Eiken wordt over het algemeen onderverdeeld in twee groepen, Amerikaanse en Franse, maar er zijn in feite vele landen waar hout is gesneden voor het gebruik in de wijnproductie:

Amerikaans eiken - heeft een tamelijk brede korrel eik met assertieve smaken en relatief lage porositeit. Het heeft een hoog lactonen gehalte die een zoetstof effect kunen hebben op wijn. Typische klassieke smaken bijgebracht door Amerikaanse eik zijn onder andere: kokosnoot, vanille en Dill.

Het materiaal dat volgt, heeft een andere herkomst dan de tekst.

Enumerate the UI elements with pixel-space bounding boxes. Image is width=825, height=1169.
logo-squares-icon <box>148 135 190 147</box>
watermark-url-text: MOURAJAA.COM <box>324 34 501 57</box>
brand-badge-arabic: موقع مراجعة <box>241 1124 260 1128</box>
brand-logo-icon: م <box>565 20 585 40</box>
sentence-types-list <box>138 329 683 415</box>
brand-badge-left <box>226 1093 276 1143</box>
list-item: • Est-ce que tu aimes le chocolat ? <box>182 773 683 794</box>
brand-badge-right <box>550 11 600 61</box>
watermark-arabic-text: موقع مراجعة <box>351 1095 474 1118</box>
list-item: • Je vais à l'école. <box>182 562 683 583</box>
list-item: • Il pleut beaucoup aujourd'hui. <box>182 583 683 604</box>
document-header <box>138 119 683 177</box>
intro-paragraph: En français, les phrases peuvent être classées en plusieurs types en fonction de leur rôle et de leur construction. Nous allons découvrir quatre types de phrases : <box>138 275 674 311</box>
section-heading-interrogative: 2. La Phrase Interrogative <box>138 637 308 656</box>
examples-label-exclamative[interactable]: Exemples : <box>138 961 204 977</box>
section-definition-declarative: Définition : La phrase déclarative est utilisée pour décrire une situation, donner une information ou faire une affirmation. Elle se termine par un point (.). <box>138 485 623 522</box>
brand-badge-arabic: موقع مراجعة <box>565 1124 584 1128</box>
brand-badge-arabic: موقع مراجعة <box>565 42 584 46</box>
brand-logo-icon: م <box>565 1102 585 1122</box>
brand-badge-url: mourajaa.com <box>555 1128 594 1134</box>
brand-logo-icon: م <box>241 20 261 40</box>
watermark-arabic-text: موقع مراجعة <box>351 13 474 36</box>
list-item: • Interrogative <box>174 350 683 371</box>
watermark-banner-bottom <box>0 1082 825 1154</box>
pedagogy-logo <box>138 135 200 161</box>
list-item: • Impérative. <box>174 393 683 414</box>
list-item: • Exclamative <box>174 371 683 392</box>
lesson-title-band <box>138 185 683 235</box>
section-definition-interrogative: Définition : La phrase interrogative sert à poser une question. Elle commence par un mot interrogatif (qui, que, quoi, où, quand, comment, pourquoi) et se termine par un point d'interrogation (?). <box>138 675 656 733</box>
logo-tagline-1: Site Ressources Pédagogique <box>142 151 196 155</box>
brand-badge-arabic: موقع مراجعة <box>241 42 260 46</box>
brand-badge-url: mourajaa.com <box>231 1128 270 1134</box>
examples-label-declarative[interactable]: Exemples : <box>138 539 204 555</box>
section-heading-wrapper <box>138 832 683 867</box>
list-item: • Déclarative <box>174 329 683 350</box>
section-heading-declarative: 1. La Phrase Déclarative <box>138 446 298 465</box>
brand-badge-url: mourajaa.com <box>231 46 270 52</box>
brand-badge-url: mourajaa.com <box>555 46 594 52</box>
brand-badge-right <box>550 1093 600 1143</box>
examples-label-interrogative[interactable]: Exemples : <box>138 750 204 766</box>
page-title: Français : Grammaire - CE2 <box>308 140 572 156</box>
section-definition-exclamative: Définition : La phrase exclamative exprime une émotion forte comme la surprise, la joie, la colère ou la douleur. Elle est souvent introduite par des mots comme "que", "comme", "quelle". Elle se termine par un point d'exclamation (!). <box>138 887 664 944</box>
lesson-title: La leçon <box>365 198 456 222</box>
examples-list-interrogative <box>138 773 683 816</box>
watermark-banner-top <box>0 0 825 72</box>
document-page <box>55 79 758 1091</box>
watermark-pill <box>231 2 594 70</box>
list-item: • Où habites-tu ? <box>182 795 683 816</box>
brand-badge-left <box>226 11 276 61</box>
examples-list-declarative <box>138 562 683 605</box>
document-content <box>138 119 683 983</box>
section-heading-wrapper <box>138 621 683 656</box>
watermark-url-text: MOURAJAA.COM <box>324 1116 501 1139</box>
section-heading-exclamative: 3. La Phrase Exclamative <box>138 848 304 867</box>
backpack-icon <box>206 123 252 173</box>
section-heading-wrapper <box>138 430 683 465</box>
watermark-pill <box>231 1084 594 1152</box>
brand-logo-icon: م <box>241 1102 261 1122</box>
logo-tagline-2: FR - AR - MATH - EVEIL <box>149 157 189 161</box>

Frans eiken - kunnen worden opgesplitst in twee verschillende soorten:
Quercus Robur - Ook bekend als Limousin Oak - een lossere korrel Franse eiken.
Quercus sessiliflora - Een strakke korrel Franse eiken.

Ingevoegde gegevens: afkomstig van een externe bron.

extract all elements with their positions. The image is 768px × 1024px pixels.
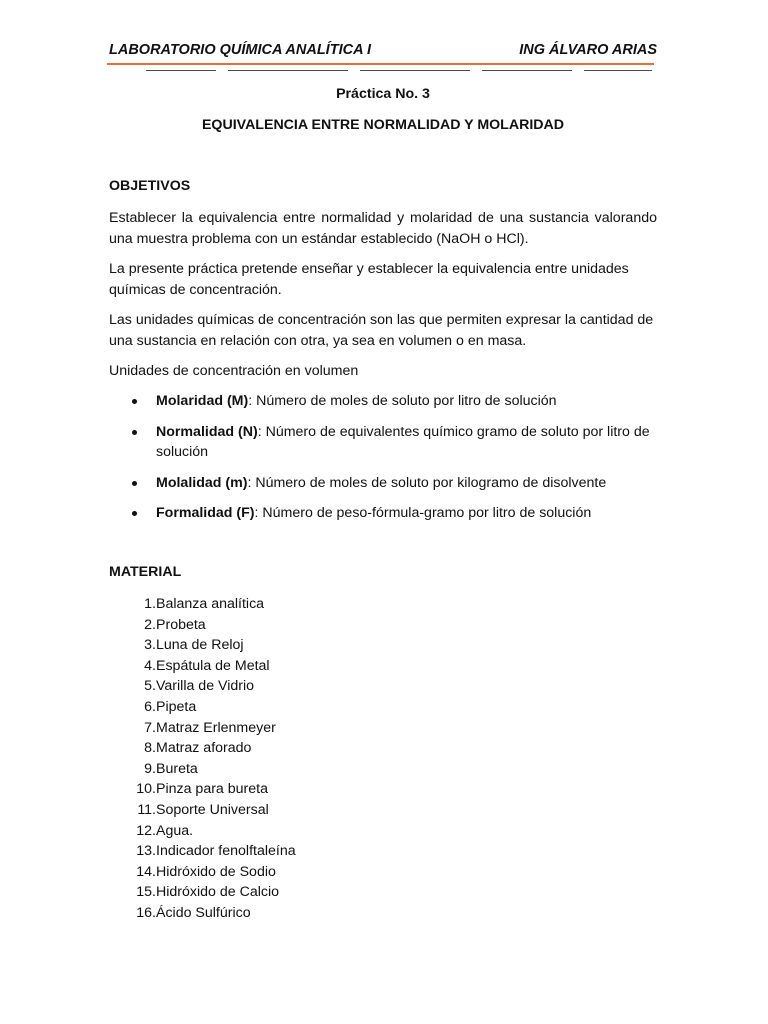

Beide groepen hebben de neiging om een subtiele kruidigheid te geven aan wijnen met tonen van gedroogde gember, kruidnagel en ceder dit zijn de meest voorkomende.

Slavisch eiken - Algemeen gebruikt in de productie van grote botti, vaten tussen de 1500 en 8000 liter. Deze eiken hebben een strak graan met matige tannines en beperkte aromatische verbindingen. Grote Botte worden doorgaans gebruikt voor tientallen jaren en worden gewaardeerd voor hun neutrale karakter en het vermogen om langzaam en gestaag de wijn te laten ademen.

Hongaars eiken - Net als de meeste bossen die achter het IJzeren Gordijn vielen, hebben die van Hongarije geleden door tientallen jaren van wanbeleid, maar langzaam is Hongaars eiken in opkomst als alternatief voor Franse eiken. Het graan en de structuur van dit type hout is zeer vergelijkbaar met die van Nevers Eiken (Frans) maar met een agressievere smaakprofiel.

Portugees eiken - In de zoektocht naar goedkopere alternatieven voor Frans eiken zijn verschillende wijnmakers begonnen te experimenteren met eiken van bossen in heel Europa. Portugees eiken produceert nogal agressief eiken en kruidige wijnen.

De smaken onthuld door eiken is niet alleen afhankelijk van het type eiken, maar ook hoe het hout gekruid is en zelfs op de specifieke stappen voor het vormen en vullen van het vat, daarover later meer.